I believe the IDE also uses LinkServer internally, so is there a way to view what arguments it's using etc.? We run LinkServer like this:
LinkServer gdbserver --keep-alive work/connected/boards/bursen_c/MIMXRT1060_linkserver_config.json
with the JSON file looking like this:
{
"copyright": "Copyright 2023 NXP",
"license": "SPDX-License-Identifier: BSD-3-Clause",
"version": "1.0.0",
"vendor": "NXP",
"devices": [
{
"board": "MIMXRT1060-EVKB",
"device": {
"name": "MIMXRT1062xxxxB",
"family": "MIMXRT1060",
"memory": [
{
"location": "0x20000000",
"size": "0x00080000",
"type": "RAM"
},
{
"location": "0x20200000",
"size": "0x00080000",
"type": "RAM"
},
{
"location": "0x60000000",
"size": "0x01000000",
"type": "ExtFlash",
"flash-driver": "MIMXRT1060_SFDP_QSPI.cfx"
}
],
"cores": [
{
"type": "cm7",
"name": "cm7"
}
]
},
"debug": {
"no-packed": true,
"protocol": "swd",
"swo": true,
"connect-script": "RT1060_connect.scp"
}
}
]
}
as we've altered the memory configuration.
Hi @MulattoKid
Got it, I am looking for some tools guys to check the arguments from IDE, please wait for a moment.
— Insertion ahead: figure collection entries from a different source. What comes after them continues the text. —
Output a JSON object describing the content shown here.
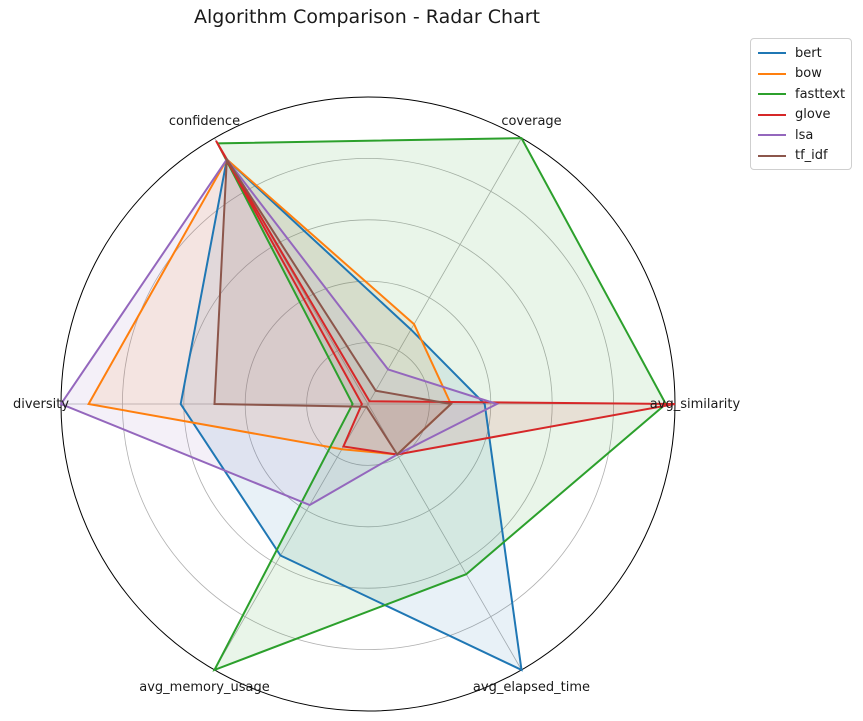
{
  "chart_data": {
    "type": "radar",
    "title": "Algorithm Comparison - Radar Chart",
    "axes": [
      "avg_similarity",
      "coverage",
      "confidence",
      "diversity",
      "avg_memory_usage",
      "avg_elapsed_time"
    ],
    "r_range": [
      0,
      1
    ],
    "grid": true,
    "legend_position": "top-right, outside plot",
    "series": [
      {
        "name": "bert",
        "color": "#1f77b4",
        "values": [
          0.38,
          0.28,
          0.92,
          0.61,
          0.57,
          1.0
        ]
      },
      {
        "name": "bow",
        "color": "#ff7f0e",
        "values": [
          0.27,
          0.3,
          0.92,
          0.91,
          0.17,
          0.19
        ]
      },
      {
        "name": "fasttext",
        "color": "#2ca02c",
        "values": [
          0.97,
          1.0,
          0.98,
          0.05,
          1.0,
          0.64
        ]
      },
      {
        "name": "glove",
        "color": "#d62728",
        "values": [
          1.0,
          0.01,
          0.99,
          0.02,
          0.16,
          0.19
        ]
      },
      {
        "name": "lsa",
        "color": "#9467bd",
        "values": [
          0.42,
          0.13,
          0.92,
          1.0,
          0.38,
          0.19
        ]
      },
      {
        "name": "tf_idf",
        "color": "#8c564b",
        "values": [
          0.27,
          0.05,
          0.92,
          0.5,
          0.01,
          0.19
        ]
      }
    ]
  }
}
BTW, It works well for both 'RT1060 EVKB with CMSIS-DAP(MCU-Link)' and 'RT1170 EVK with J-link', please see below shown. Please note: ALL-Stop(default is non-stop) means RTOS thread awareness is enabled. Actually for any rtos.
Note
All-stop and non-stop refer to something else actually... But that's the effect of using all- vs. non-stop with LinkServer.
Non-Stop Mode (Debugging with GDB) (sourceware.org)
All-Stop Mode (Debugging with GDB) (sourceware.org)
As described in the User Guide, you'll see only the executing thread in Debug view, when RTOS GDB thread awareness is disabled. You'll also see in the User Guide that J-Link needs an extra activation step for RTOS GDB Thread Awareness - see "4.2 SEGGER J-Link probes"
Would you please try NXP IDE-MCUXpreeso to reproduce it?
B.R,
Sam
Maybe I wasn't clear in my previous comment, but I did test with MCUXpressoIDE, and debugging works fine using the MCULink.
I'm really struggling getting JLink to work with our setup. It struggles to set breakpoints etc., so it would be very useful if you can test with an MCULink.